How does this all translate to politics and culture?  In some pretty crappy ways, unfortunately.  Despite the potential advantages of (mtf) transgender athletes being relatively negated over time with hormone replacement therapy (like most things here, it is complicated), and despite lots of local school and private organizations coming up with solutions that work for them and their local communities over the past few years, there’s Gabbard’s bill, which would cut off federal funding for athletics unless the organizations banned trans athletes.  You might say that the federal government has no business subsidizing athletics, or even any business in education, and I would completely agree with you, but it’s like marriage licensing.  The government should have nothing to do with it, but as long as it does it needs to treat everyone equally before the law.  There’s also bathroom bills.  Most worrying to me is that the gay panic defense is still allowed in most of the union, which is entirely too close to a license to murder someone for being LGBT+ than I’m comfortable with.  And even in terms of workplace discrimination yes, I believe in free association, including the right of people to discriminate and be non-violent, non-thieving assholes to each other.  But just because there shouldn’t be a law, do you really want to live in a society that says it’s ok to not hire an otherwise qualified person because of what they are, or some immutable biological fact about them, rather than who they are and what they can do?
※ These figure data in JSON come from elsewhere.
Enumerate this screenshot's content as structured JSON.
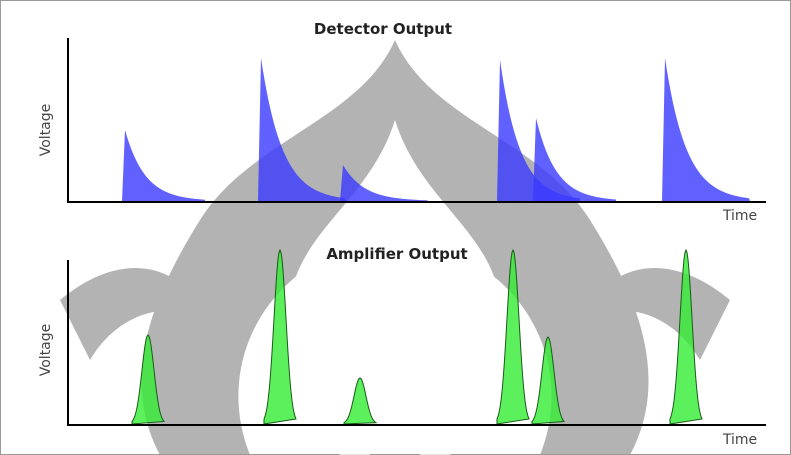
{
  "detector": {
    "title": "Detector Output",
    "y_label": "Voltage",
    "x_label": "Time"
  },
  "amplifier": {
    "title": "Amplifier Output",
    "y_label": "Voltage",
    "x_label": "Time"
  }
}
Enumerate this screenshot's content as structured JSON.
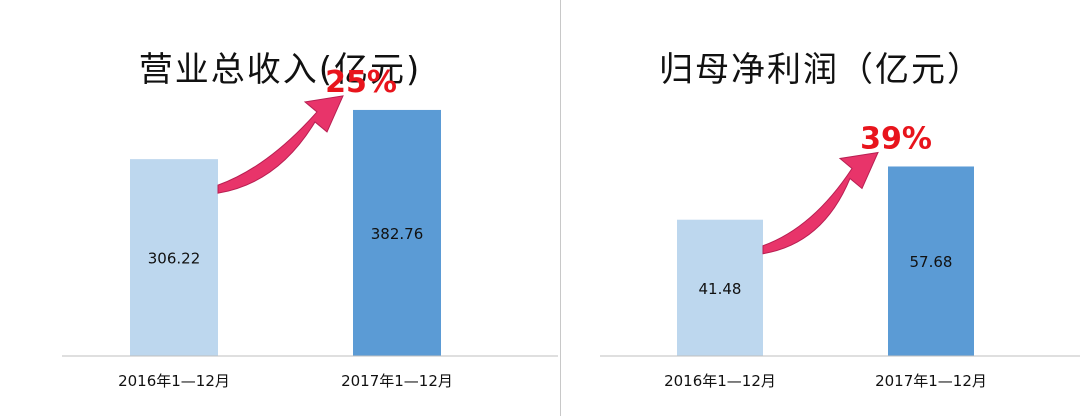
{
  "chart_data": [
    {
      "type": "bar",
      "title": "营业总收入(亿元)",
      "categories": [
        "2016年1—12月",
        "2017年1—12月"
      ],
      "values": [
        306.22,
        382.76
      ],
      "value_labels": [
        "306.22",
        "382.76"
      ],
      "growth_label": "25%",
      "ylim": [
        0,
        420
      ],
      "colors": [
        "#bdd7ee",
        "#5b9bd5"
      ],
      "arrow_color": "#e8346a",
      "grid": false,
      "legend": "none"
    },
    {
      "type": "bar",
      "title": "归母净利润（亿元）",
      "categories": [
        "2016年1—12月",
        "2017年1—12月"
      ],
      "values": [
        41.48,
        57.68
      ],
      "value_labels": [
        "41.48",
        "57.68"
      ],
      "growth_label": "39%",
      "ylim": [
        0,
        70
      ],
      "colors": [
        "#bdd7ee",
        "#5b9bd5"
      ],
      "arrow_color": "#e8346a",
      "grid": false,
      "legend": "none"
    }
  ]
}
What does this mean for us as a libertarian movement?  It’s kind of like us and race.  Yes, the live and let live attitude, and starting with the individual is a great start, and the proper start, but for my more socially conservative or socially isolated brethren in the movement I say that we have to move beyond that.  We need to recognize peoples’ real, lived experiences, and recognize that while the goal is a society of autonomous, freely interacting individuals, in the meantime the groups that we’re part, especially the involuntary ones, impact our lives in real and different ways.  We should seek out people that are different than us and talk to them to understand this-there are plenty of trans libertarians out there who can talk Austrian economics with you, in addition to all the hippies and commies.  And we need to recognize that just because it isn’t the age of Jim Crow anymore that there are real social and legal challenges that need to be addressed as matters of our policy and activism.  It’s how we build a freer and a better society, so we can all go about the business of being individuals.